Silicomolybdate substitutes for the function of a primary electron acceptor and stabilizes charge separation in the photosystem II reaction center complex

Abstract

Effects of silicomolybdate on the charge recombination between P680⁺ and the reduced pheophytin were studied by absorption and electron paramagnetic resonance spectroscopies in the photosystem II D1/D2/cytochrome b‐559 reaction center complex. This preparation lacks the primary and secondary quinone acceptors, Q_A and Q_B, and exhibits the charge recombination which produces the triplet state of P680 to a large extent. In the presence of silicomolybdate, the light‐induced triplet signal of P680 was almost completely eliminated at cryogenic temperatures as well as at 4°C. Under these conditions, two types of signals, one reversible and the other irreversible, which are ascribable to P680⁺ and the cation radical of antenna chlorophyll a, respectively, were generated upon illumination at cryogenic temperatures.
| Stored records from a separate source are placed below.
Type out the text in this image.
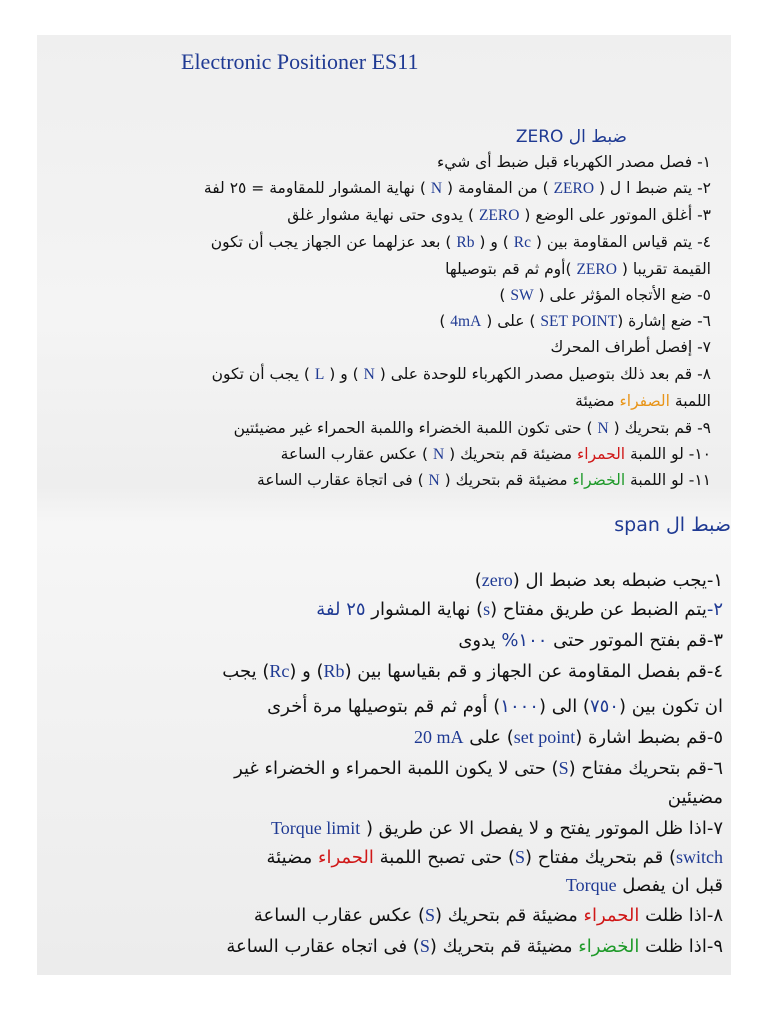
Electronic Positioner ES11
ضبط ال ZERO

١- فصل مصدر الكهرباء قبل ضبط أى شيء

٢- يتم ضبط ا ل ( ZERO ) من المقاومة ( N ) نهاية المشوار للمقاومة = ٢٥ لفة

٣- أغلق الموتور على الوضع ( ZERO ) يدوى حتى نهاية مشوار غلق

٤- يتم قياس المقاومة بين ( Rc ) و ( Rb ) بعد عزلهما عن الجهاز يجب أن تكون

القيمة تقريبا ( ZERO )أوم ثم قم بتوصيلها

٥- ضع الأتجاه المؤثر على ( SW )

٦- ضع إشارة (SET POINT ) على ( 4mA )

٧- إفصل أطراف المحرك

٨- قم بعد ذلك بتوصيل مصدر الكهرباء للوحدة على ( N ) و ( L ) يجب أن تكون

اللمبة الصفراء مضيئة

٩- قم بتحريك ( N ) حتى تكون اللمبة الخضراء واللمبة الحمراء غير مضيئتين

١٠- لو اللمبة الحمراء مضيئة قم بتحريك ( N ) عكس عقارب الساعة

١١- لو اللمبة الخضراء مضيئة قم بتحريك ( N ) فى اتجاة عقارب الساعة

ضبط ال span

١-يجب ضبطه بعد ضبط ال (zero)

٢-يتم الضبط عن طريق مفتاح (s) نهاية المشوار ٢٥ لفة

٣-قم بفتح الموتور حتى ١٠٠% يدوى

٤-قم بفصل المقاومة عن الجهاز و قم بقياسها بين (Rb) و (Rc) يجب

ان تكون بين (٧٥٠) الى (١٠٠٠) أوم ثم قم بتوصيلها مرة أخرى

٥-قم بضبط اشارة (set point) على 20 mA

٦-قم بتحريك مفتاح (S) حتى لا يكون اللمبة الحمراء و الخضراء غير

مضيئين

٧-اذا ظل الموتور يفتح و لا يفصل الا عن طريق ( Torque limit

switch) قم بتحريك مفتاح (S) حتى تصبح اللمبة الحمراء مضيئة

قبل ان يفصل Torque

٨-اذا ظلت الحمراء مضيئة قم بتحريك (S) عكس عقارب الساعة

٩-اذا ظلت الخضراء مضيئة قم بتحريك (S) فى اتجاه عقارب الساعة
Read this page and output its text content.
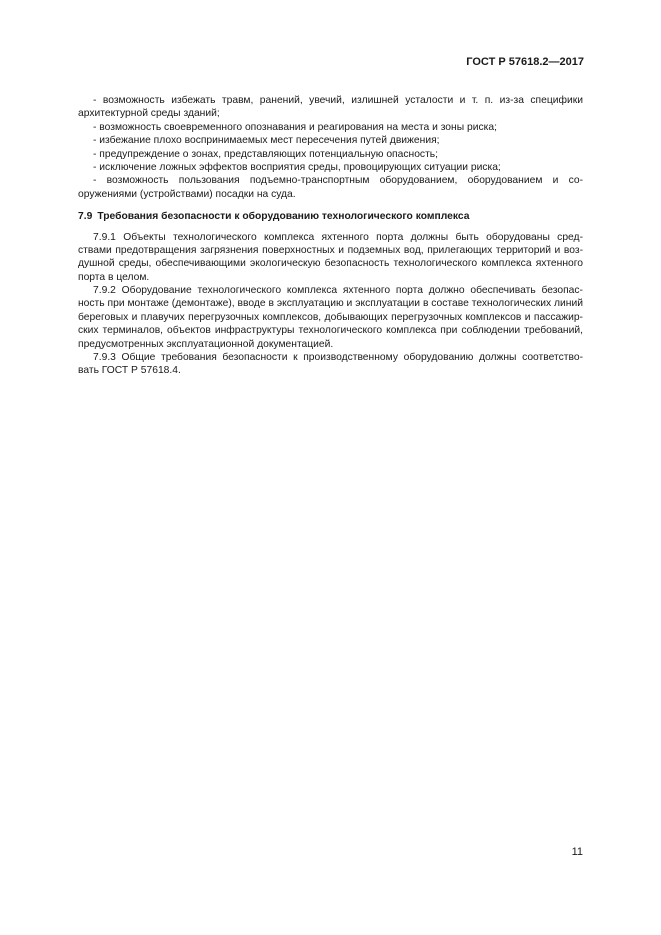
ГОСТ Р 57618.2—2017
- возможность избежать травм, ранений, увечий, излишней усталости и т. п. из-за специфики
архитектурной среды зданий;
- возможность своевременного опознавания и реагирования на места и зоны риска;
- избежание плохо воспринимаемых мест пересечения путей движения;
- предупреждение о зонах, представляющих потенциальную опасность;
- исключение ложных эффектов восприятия среды, провоцирующих ситуации риска;
- возможность пользования подъемно-транспортным оборудованием, оборудованием и со-
оружениями (устройствами) посадки на суда.
7.9 Требования безопасности к оборудованию технологического комплекса
7.9.1 Объекты технологического комплекса яхтенного порта должны быть оборудованы сред-
ствами предотвращения загрязнения поверхностных и подземных вод, прилегающих территорий и воз-
душной среды, обеспечивающими экологическую безопасность технологического комплекса яхтенного
порта в целом.
7.9.2 Оборудование технологического комплекса яхтенного порта должно обеспечивать безопас-
ность при монтаже (демонтаже), вводе в эксплуатацию и эксплуатации в составе технологических линий
береговых и плавучих перегрузочных комплексов, добывающих перегрузочных комплексов и пассажир-
ских терминалов, объектов инфраструктуры технологического комплекса при соблюдении требований,
предусмотренных эксплуатационной документацией.
7.9.3 Общие требования безопасности к производственному оборудованию должны соответство-
вать ГОСТ Р 57618.4.
11
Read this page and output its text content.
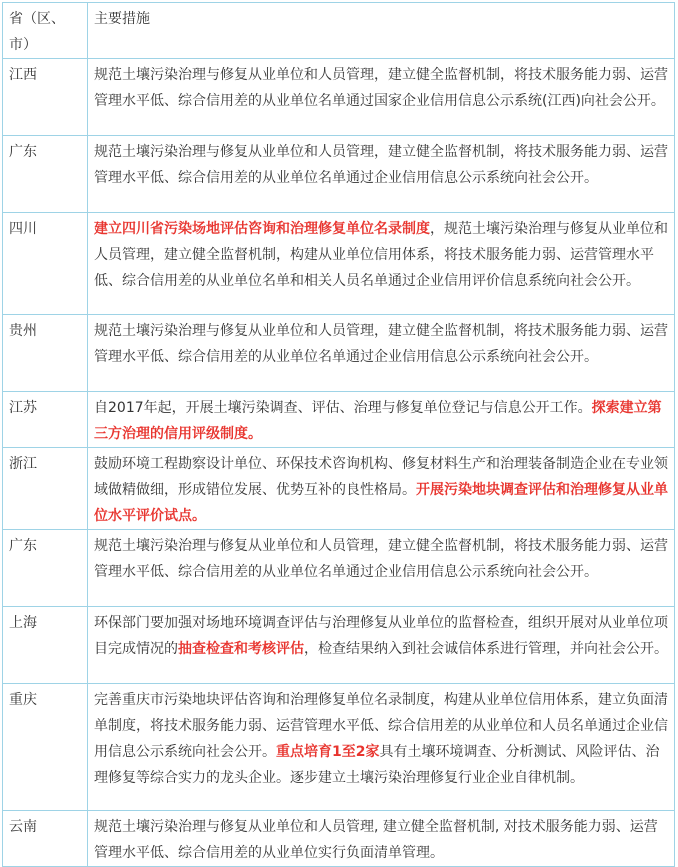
省（区、市）	主要措施
江西	规范土壤污染治理与修复从业单位和人员管理，建立健全监督机制，将技术服务能力弱、运营管理水平低、综合信用差的从业单位名单通过国家企业信用信息公示系统(江西)向社会公开。
广东	规范土壤污染治理与修复从业单位和人员管理，建立健全监督机制，将技术服务能力弱、运营管理水平低、综合信用差的从业单位名单通过企业信用信息公示系统向社会公开。
四川	建立四川省污染场地评估咨询和治理修复单位名录制度，规范土壤污染治理与修复从业单位和人员管理，建立健全监督机制，构建从业单位信用体系，将技术服务能力弱、运营管理水平低、综合信用差的从业单位名单和相关人员名单通过企业信用评价信息系统向社会公开。
贵州	规范土壤污染治理与修复从业单位和人员管理，建立健全监督机制，将技术服务能力弱、运营管理水平低、综合信用差的从业单位名单通过企业信用信息公示系统向社会公开。
江苏	自2017年起，开展土壤污染调查、评估、治理与修复单位登记与信息公开工作。探索建立第三方治理的信用评级制度。
浙江	鼓励环境工程勘察设计单位、环保技术咨询机构、修复材料生产和治理装备制造企业在专业领域做精做细，形成错位发展、优势互补的良性格局。开展污染地块调查评估和治理修复从业单位水平评价试点。
广东	规范土壤污染治理与修复从业单位和人员管理，建立健全监督机制，将技术服务能力弱、运营管理水平低、综合信用差的从业单位名单通过企业信用信息公示系统向社会公开。
上海	环保部门要加强对场地环境调查评估与治理修复从业单位的监督检查，组织开展对从业单位项目完成情况的抽查检查和考核评估，检查结果纳入到社会诚信体系进行管理，并向社会公开。
重庆	完善重庆市污染地块评估咨询和治理修复单位名录制度，构建从业单位信用体系，建立负面清单制度，将技术服务能力弱、运营管理水平低、综合信用差的从业单位和人员名单通过企业信用信息公示系统向社会公开。重点培育1至2家具有土壤环境调查、分析测试、风险评估、治理修复等综合实力的龙头企业。逐步建立土壤污染治理修复行业企业自律机制。
云南	规范土壤污染治理与修复从业单位和人员管理, 建立健全监督机制, 对技术服务能力弱、运营管理水平低、综合信用差的从业单位实行负面清单管理。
These results indicate that silicomolybdate, which is known to be an artificial electron acceptor of Q_A, rapidly receives electrons from the reduced pheophytin even at cryogenic temperatures and thus suppresses the radical pair recombination which occurs in the time range of nanosecond. P680⁺ formed by flash excitation in the presence of silicomolybdate relaxed mainly with a long half decay time of 74 ms at 4°C. This indicates that the reduction of P680⁺ by the secondary electron donor, Z, is significantly decreased.